Other states like Florida allow for even more latitude on the strategies companies create to enforce NCAs, according to Pollard, but with more limited exceptions. But companies may not want to overreach and try to require more restrictions than necessary. Parties to such agreements seem to have put their faith in jurisprudence to sort things out. But if you try to pull an inside straight and the hole card does not fill the sequence, you can lose it all.
“Some people think they can just adopt an aggressive non-compete and the court will just narrow it if it’s too broad,” says Pollard, also a prior legal commentator with Bloomberg and PBS NewsHour. “Depends on the state. Some states will modify a non-compete that’s too broad. Other states will just throw out the non-compete entirely.”
Crossing into Delaware for Maximum Enforcement
For the most favorable jurisdiction for employers, some attorneys feel that Delaware offers the best venue with regards to NCA enforceability. This goes to its general reputation for allowing the most restrictive NCA covenants to survive scrutinizing, in their opinions.

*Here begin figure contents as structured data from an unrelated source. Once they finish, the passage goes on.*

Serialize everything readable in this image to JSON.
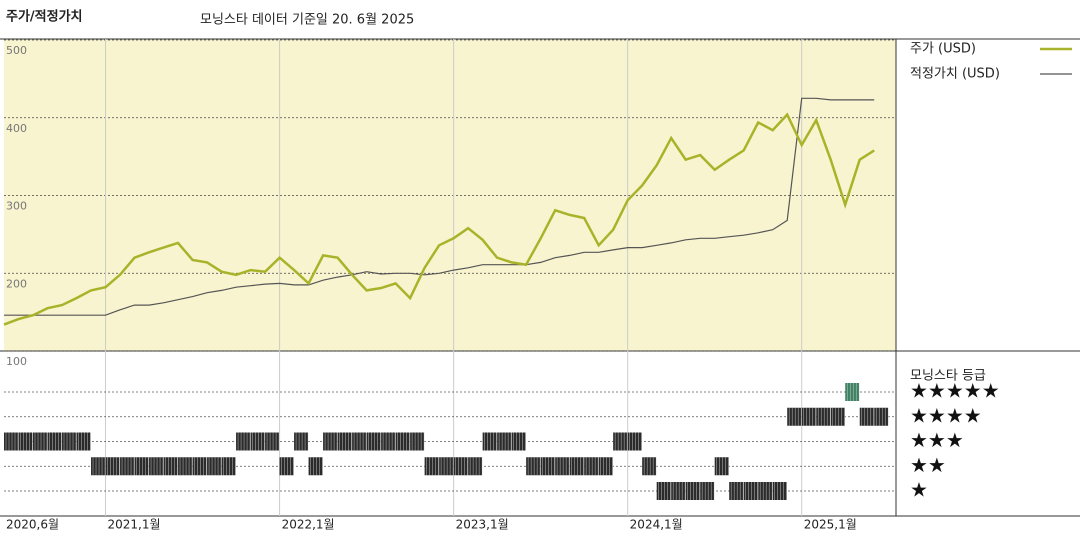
{
  "chart_data": {
    "type": "line",
    "title": "주가/적정가치",
    "subtitle": "모닝스타 데이터 기준일 20. 6월 2025",
    "x": [
      "2020-06",
      "2020-07",
      "2020-08",
      "2020-09",
      "2020-10",
      "2020-11",
      "2020-12",
      "2021-01",
      "2021-02",
      "2021-03",
      "2021-04",
      "2021-05",
      "2021-06",
      "2021-07",
      "2021-08",
      "2021-09",
      "2021-10",
      "2021-11",
      "2021-12",
      "2022-01",
      "2022-02",
      "2022-03",
      "2022-04",
      "2022-05",
      "2022-06",
      "2022-07",
      "2022-08",
      "2022-09",
      "2022-10",
      "2022-11",
      "2022-12",
      "2023-01",
      "2023-02",
      "2023-03",
      "2023-04",
      "2023-05",
      "2023-06",
      "2023-07",
      "2023-08",
      "2023-09",
      "2023-10",
      "2023-11",
      "2023-12",
      "2024-01",
      "2024-02",
      "2024-03",
      "2024-04",
      "2024-05",
      "2024-06",
      "2024-07",
      "2024-08",
      "2024-09",
      "2024-10",
      "2024-11",
      "2024-12",
      "2025-01",
      "2025-02",
      "2025-03",
      "2025-04",
      "2025-05",
      "2025-06"
    ],
    "xticks": [
      {
        "value": "2020-06",
        "label": "2020,6월"
      },
      {
        "value": "2021-01",
        "label": "2021,1월"
      },
      {
        "value": "2022-01",
        "label": "2022,1월"
      },
      {
        "value": "2023-01",
        "label": "2023,1월"
      },
      {
        "value": "2024-01",
        "label": "2024,1월"
      },
      {
        "value": "2025-01",
        "label": "2025,1월"
      }
    ],
    "series": [
      {
        "name": "주가 (USD)",
        "color": "#a9b32a",
        "width": 2.5,
        "values": [
          134,
          141,
          146,
          155,
          159,
          168,
          178,
          182,
          198,
          220,
          227,
          233,
          239,
          217,
          214,
          202,
          198,
          204,
          202,
          220,
          204,
          187,
          223,
          220,
          198,
          178,
          181,
          187,
          168,
          207,
          236,
          245,
          258,
          243,
          220,
          214,
          211,
          245,
          281,
          275,
          271,
          236,
          256,
          294,
          313,
          339,
          374,
          346,
          352,
          333,
          346,
          358,
          394,
          384,
          404,
          365,
          397,
          346,
          288,
          346,
          358
        ]
      },
      {
        "name": "적정가치 (USD)",
        "color": "#555555",
        "width": 1.2,
        "values": [
          146,
          146,
          146,
          146,
          146,
          146,
          146,
          146,
          153,
          159,
          159,
          162,
          166,
          170,
          175,
          178,
          182,
          184,
          186,
          187,
          185,
          185,
          191,
          195,
          198,
          202,
          199,
          200,
          200,
          198,
          200,
          204,
          207,
          211,
          211,
          211,
          211,
          214,
          220,
          223,
          227,
          227,
          230,
          233,
          233,
          236,
          239,
          243,
          245,
          245,
          247,
          249,
          252,
          256,
          268,
          425,
          425,
          423,
          423,
          423,
          423
        ]
      }
    ],
    "ylim": [
      100,
      500
    ],
    "yticks": [
      100,
      200,
      300,
      400,
      500
    ],
    "grid": true,
    "rating_title": "모닝스타 등급",
    "rating_labels": [
      "★",
      "★★",
      "★★★",
      "★★★★",
      "★★★★★"
    ],
    "ratings": [
      3,
      3,
      3,
      3,
      3,
      3,
      2,
      2,
      2,
      2,
      2,
      2,
      2,
      2,
      2,
      2,
      3,
      3,
      3,
      2,
      3,
      2,
      3,
      3,
      3,
      3,
      3,
      3,
      3,
      2,
      2,
      2,
      2,
      3,
      3,
      3,
      2,
      2,
      2,
      2,
      2,
      2,
      3,
      3,
      2,
      1,
      1,
      1,
      1,
      2,
      1,
      1,
      1,
      1,
      4,
      4,
      4,
      4,
      5,
      4,
      4
    ],
    "rating_color": "#2b2b2b",
    "top_rating_color": "#3f7f63"
  }
}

“But these types of cases can go either way depending on their specific facts and the judge,” says Anna Aguilar, partner, Aguilar Bentley LLC, a boutique commercial litigation firm. “It can be frustrating for employers seeking to enforce them and for employees who want clear guidance on the viability of these provisions.”
For those proceeding under Delaware rules, Aguilar advises cognizance of four factors that the state considers in any NCA, specifically it must:
- Meet general contract law requirements
- Have reasonable scope and duration geographically and temporally
- Advance legitimate economic interests of the enforcing party
- Survive a “balancing of the equities”
“Draft provisions not overly broad and tailored to legitimate and specific employer concerns,” Aguilar says. “They should also contain clear statements about consideration given in exchange for restrictions.”
Do You Even Need a Non-Compete?
In the end, you may ask if you even need a non-compete. NCAs contain so many pitfalls that they may not have any worth.
“Consider whether a non-compete restriction is even necessary,” says James Wilson, general corporate counsel, PrimePay, a national payroll and HR provider to small businesses. “Will a more limited nonsolicitation clause barring contact of your customers for the purpose of selling a competing product or service suffice?”
And could non-competes possibly apply to minimum-wage workers? Most wouldn’t think so, but just in case, some states have moved to preempt them altogether.
“Illinois just enacted a statute that bars non-competes for employees earning less than $13 per hour,” says Peter A. Steinmeyer, member of the firm, Epstein Becker Green. “And other states, such as New York, are starting to closely scrutinize non-competes for low-wage workers.”